We sat down to the meal and Roy took several manful bites before he put down his knife and fork in some haste.
“Okay, I’m not sure what’s in your sauce, but the flavors don’t seem to be working together,” he began, feeling his way cautiously through this food mine field.
“I used powdered sugar, dry brown rice, brown sugar, teriyaki sauce and pumpkin pie spice,” I said. “It’s a daring combination.”
Before I was done giving him the list, he was up and scraping his plate in the garbage. “Why in the world would you use a combination like that?” his face was screwed up in distaste.
“I had three bags of brown rice, five bottles of teriyaki sauce, a container and three more bags of brown sugar and eight of those containers of pumpkin pie spice,” I answered unhappily, adding, “You said use what I have.”
“And the powdered sugar?” he asked testily, patently ignoring my attempt to shift the blame onto him. “Why did you put that in?”
“I have three bags in the cupboard and about eight more in the freezer,” I said, counting on my fingers, “I could coat the entire driveway with a layer of powdered sugar.”

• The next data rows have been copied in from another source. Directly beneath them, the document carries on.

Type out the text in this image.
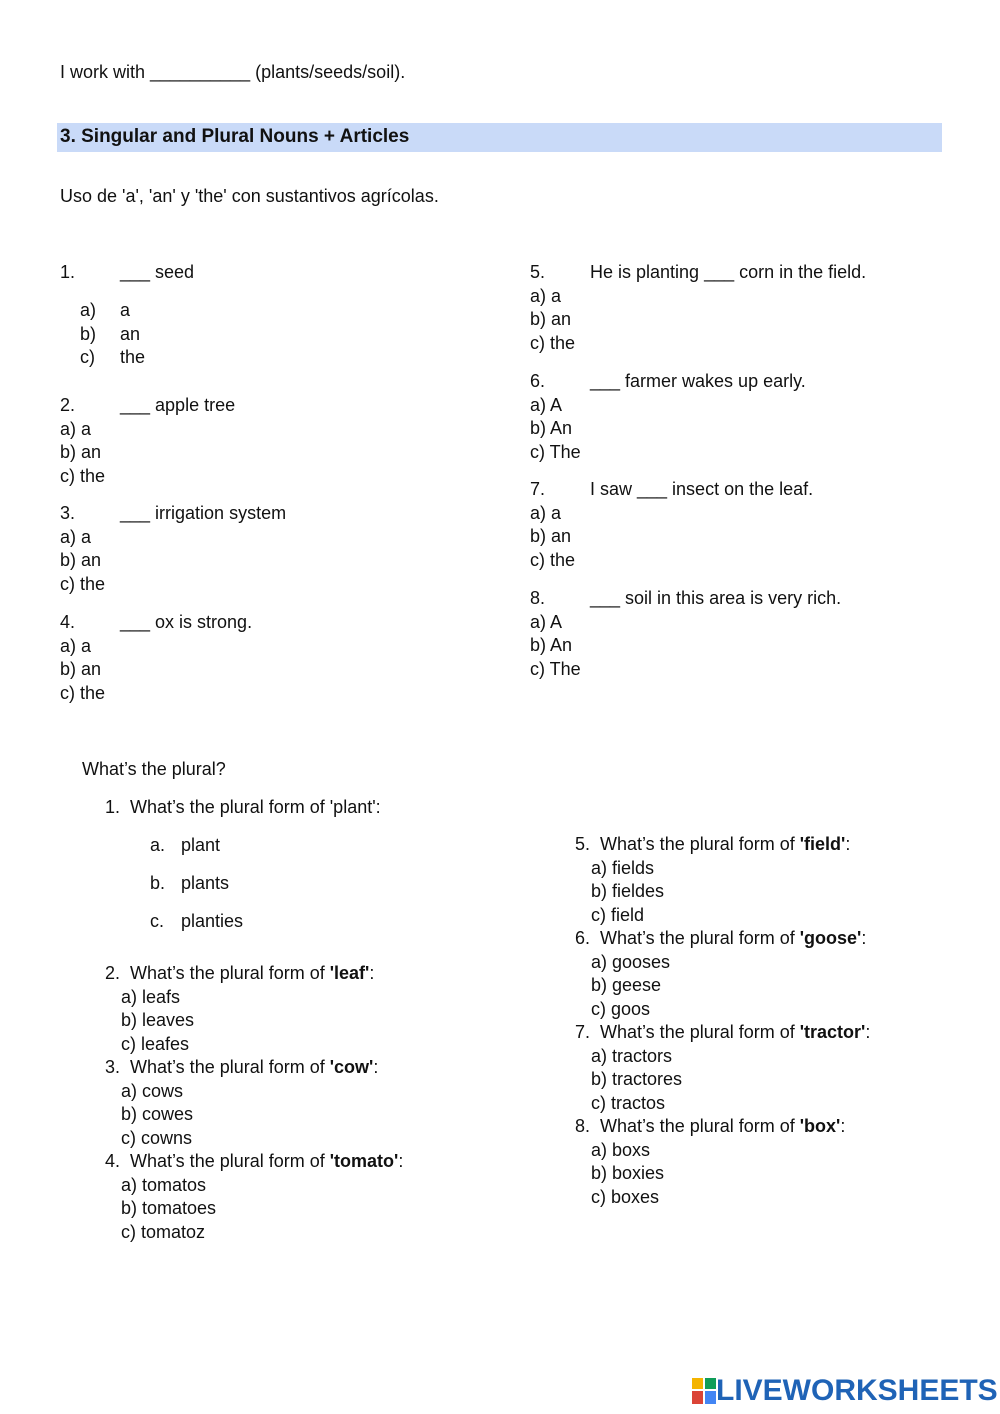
I work with __________ (plants/seeds/soil).
3. Singular and Plural Nouns + Articles
Uso de 'a', 'an' y 'the' con sustantivos agrícolas.
1. ___ seed
a) a
b) an
c) the
2. ___ apple tree
a) a
b) an
c) the
3. ___ irrigation system
a) a
b) an
c) the
4. ___ ox is strong.
a) a
b) an
c) the
5. He is planting ___ corn in the field.
a) a
b) an
c) the
6. ___ farmer wakes up early.
a) A
b) An
c) The
7. I saw ___ insect on the leaf.
a) a
b) an
c) the
8. ___ soil in this area is very rich.
a) A
b) An
c) The
What’s the plural?
1. What’s the plural form of 'plant':
a. plant
b. plants
c. planties
2. What’s the plural form of 'leaf':
a) leafs
b) leaves
c) leafes
3. What’s the plural form of 'cow':
a) cows
b) cowes
c) cowns
4. What’s the plural form of 'tomato':
a) tomatos
b) tomatoes
c) tomatoz
5. What’s the plural form of 'field':
a) fields
b) fieldes
c) field
6. What’s the plural form of 'goose':
a) gooses
b) geese
c) goos
7. What’s the plural form of 'tractor':
a) tractors
b) tractores
c) tractos
8. What’s the plural form of 'box':
a) boxs
b) boxies
c) boxes
LIVEWORKSHEETS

“Maybe you should,” he said through gritted teeth as he made himself a peanut butter sandwich…using the only jar of peanut butter I had.
“Oh, no! I need some to frost the apple braids we are having for dessert,” I answered brightly.
“Apple braids! One of those things will feed eight people. Oh, let me guess, you have a lot of them.”
I opened the freezer and two packages of the apple braid fell out, “I counted seven of them up here and I haven’t looked in the basement freezer.”
“Well, at least we’ll get a powdered sugar frosting, that’s normal anyway,” he sighed, looking them over as they sat on the counter. “What are those lumps in the frosting?”
“Frozen corn,” I answered. “The freezer’s pretty full too and I have six bags of the corn.”
Now, I don’t need your criticism, dear readers…I need you to take some basil leaves and sage off my hand…I’ve got a little extra!